Prof. Dr. Haydar Sur, çalışmaların şiddet türlerinin en fazla erkek hasta yakınları tarafından gerçekleştirildiğini belirterek genel olarak sözel şiddete uğramada kadınların, fiziksel şiddete uğramada erkeklerin hem sözel hem fiziksel şiddete uğramada yine kadınların ve meslek olarak da hemşirelerin daha riskli gruplar olduğunu kaydetti. Sur, “Sağlık hizmetlerinde şiddeti anlamaya yönelik normatif yaklaşımlar yetersiz kalmakta ve sorgulanmaktadır. Ne ölçüde ve ne sebeple olursa olsun, sağlık hizmetlerinde şiddet kabul edilemez. Ancak bütün dünyada sağlıkta şiddetin varlığı da bir gerçektir. Sözgelişi, hemşirelik, dünyada polis memurlarının ardından en fazla şiddet riski altında olan ikinci meslek olarak kabul edilmektedir.

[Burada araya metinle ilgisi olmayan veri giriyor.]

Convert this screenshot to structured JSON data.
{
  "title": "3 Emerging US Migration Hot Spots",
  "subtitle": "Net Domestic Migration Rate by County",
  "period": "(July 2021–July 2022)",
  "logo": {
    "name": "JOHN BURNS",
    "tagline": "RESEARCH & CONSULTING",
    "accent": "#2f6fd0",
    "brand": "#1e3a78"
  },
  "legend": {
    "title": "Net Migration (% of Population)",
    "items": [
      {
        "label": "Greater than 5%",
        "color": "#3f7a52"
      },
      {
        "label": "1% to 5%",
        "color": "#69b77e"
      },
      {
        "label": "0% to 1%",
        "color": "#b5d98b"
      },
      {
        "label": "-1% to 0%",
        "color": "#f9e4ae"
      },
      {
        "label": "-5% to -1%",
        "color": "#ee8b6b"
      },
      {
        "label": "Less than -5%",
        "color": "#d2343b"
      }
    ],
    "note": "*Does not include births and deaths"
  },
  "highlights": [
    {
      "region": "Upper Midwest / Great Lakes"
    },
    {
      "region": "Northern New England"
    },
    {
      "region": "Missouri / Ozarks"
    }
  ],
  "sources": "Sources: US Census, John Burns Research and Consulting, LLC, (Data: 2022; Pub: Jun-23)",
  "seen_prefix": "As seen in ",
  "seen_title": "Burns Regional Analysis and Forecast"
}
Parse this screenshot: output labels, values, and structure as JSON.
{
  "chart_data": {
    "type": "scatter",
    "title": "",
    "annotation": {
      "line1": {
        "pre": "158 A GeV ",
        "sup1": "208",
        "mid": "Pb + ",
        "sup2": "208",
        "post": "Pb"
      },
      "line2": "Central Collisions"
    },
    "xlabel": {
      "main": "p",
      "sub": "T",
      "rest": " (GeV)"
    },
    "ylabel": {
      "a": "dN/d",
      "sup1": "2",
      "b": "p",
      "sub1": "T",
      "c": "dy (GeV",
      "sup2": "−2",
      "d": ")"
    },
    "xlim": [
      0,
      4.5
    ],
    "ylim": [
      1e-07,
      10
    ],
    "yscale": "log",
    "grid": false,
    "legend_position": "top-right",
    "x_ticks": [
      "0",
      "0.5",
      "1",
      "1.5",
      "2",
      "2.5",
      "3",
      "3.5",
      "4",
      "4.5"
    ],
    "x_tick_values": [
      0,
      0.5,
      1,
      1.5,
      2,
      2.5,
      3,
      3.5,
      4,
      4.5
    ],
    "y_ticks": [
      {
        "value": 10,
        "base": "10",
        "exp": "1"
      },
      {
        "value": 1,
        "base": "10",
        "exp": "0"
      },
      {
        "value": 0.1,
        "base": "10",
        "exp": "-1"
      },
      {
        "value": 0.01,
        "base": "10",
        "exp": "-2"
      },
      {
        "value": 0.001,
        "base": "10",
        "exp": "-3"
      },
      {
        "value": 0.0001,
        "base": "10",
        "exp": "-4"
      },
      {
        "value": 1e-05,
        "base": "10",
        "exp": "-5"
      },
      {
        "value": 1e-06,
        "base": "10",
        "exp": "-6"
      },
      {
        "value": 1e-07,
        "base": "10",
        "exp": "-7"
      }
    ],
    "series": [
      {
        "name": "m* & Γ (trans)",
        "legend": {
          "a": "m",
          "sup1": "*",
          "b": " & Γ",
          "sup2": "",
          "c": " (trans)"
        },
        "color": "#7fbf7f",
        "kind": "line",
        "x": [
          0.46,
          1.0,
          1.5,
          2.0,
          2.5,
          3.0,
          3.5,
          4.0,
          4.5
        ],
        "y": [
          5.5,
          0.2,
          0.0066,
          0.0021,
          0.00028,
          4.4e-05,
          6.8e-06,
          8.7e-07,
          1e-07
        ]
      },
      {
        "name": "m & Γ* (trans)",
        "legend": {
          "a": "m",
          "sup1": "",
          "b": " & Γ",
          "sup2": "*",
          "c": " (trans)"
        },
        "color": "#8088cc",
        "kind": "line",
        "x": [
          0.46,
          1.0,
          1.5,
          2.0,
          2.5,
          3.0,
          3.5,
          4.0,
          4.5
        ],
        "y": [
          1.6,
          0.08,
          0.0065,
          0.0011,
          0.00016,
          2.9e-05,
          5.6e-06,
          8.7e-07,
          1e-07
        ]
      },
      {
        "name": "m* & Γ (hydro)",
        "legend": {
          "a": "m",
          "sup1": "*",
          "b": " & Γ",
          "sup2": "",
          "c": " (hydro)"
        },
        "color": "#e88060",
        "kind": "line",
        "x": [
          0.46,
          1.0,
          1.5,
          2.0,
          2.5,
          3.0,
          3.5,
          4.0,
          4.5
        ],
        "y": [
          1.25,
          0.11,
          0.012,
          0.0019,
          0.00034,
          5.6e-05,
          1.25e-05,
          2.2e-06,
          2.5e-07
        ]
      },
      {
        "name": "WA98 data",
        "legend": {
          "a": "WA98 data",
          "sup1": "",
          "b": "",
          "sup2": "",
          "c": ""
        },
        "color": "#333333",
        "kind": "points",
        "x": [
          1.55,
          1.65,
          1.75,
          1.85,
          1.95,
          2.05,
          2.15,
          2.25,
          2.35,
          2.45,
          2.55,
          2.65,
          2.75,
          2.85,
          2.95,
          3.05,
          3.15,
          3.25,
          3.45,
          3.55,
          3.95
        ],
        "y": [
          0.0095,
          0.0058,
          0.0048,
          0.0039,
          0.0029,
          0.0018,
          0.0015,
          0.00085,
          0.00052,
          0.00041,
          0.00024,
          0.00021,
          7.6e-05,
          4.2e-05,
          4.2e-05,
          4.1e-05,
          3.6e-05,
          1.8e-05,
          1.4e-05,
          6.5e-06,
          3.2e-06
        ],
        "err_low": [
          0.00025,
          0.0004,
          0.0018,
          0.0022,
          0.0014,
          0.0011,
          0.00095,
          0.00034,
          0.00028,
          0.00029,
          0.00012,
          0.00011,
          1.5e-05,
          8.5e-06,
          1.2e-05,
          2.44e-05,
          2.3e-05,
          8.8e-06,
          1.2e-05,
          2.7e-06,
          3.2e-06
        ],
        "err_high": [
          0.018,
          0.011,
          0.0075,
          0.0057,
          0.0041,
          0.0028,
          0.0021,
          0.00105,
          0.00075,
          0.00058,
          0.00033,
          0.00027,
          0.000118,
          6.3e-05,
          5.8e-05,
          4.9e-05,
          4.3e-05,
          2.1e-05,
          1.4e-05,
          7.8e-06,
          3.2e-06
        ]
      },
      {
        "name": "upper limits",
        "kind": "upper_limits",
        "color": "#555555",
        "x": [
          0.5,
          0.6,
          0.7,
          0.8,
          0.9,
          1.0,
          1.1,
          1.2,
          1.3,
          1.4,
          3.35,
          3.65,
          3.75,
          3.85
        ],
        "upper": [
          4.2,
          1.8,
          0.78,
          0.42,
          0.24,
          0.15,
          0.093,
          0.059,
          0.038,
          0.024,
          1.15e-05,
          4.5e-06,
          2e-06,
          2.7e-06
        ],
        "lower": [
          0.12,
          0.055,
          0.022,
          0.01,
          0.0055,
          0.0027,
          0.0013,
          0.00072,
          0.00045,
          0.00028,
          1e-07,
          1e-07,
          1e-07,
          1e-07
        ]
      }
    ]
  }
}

Hekimlik de son dönemlerde hemşirelik kadar riskli hale gelmiştir” diye konuştu.
ŞİDDET ORANINDA CİDDİ ARTIŞ VAR
Şiddet oranındaki artışa da dikkat çeken Prof. Dr. Haydar Sur, şunları söyledi: “Türkiye’de 2009 yılı ve öncesi yüzde 21,2 olan sağlık görevlilerinin şiddet görme oranları, 2020 yılının ilk yarısında yüzde 54,9 olarak kayıtlara geçmiştir. Sağlık çalışanlarının yüzde 94,3’ünün mesleğini icra ederken çalışma hayatı boyunca en az bir kez sözlü ya da fiziksel şiddete maruz kaldığı tespit edilmiştir. Şiddete maruz kalan sağlık çalışanlarının yüzde 59,8’u 10 defa veya daha fazla, yüzde 21,6’sı ise 5-10 defa şiddet gördüğünü belirtmektedir. Mesleklerini icra ederken sağlık çalışanlarına uygulanan sözlü şiddet yüzde 62,7; hem sözlü hem fiziksel şiddet yüzde 35,9 oranındadır. Güvenlik güçlerinin yaşadıkları ayrı tutulursa, sağlık kuruluşları diğer iş yerlerine göre şiddete uğrama yönünden 16 kat daha riskli bulunmuştur.”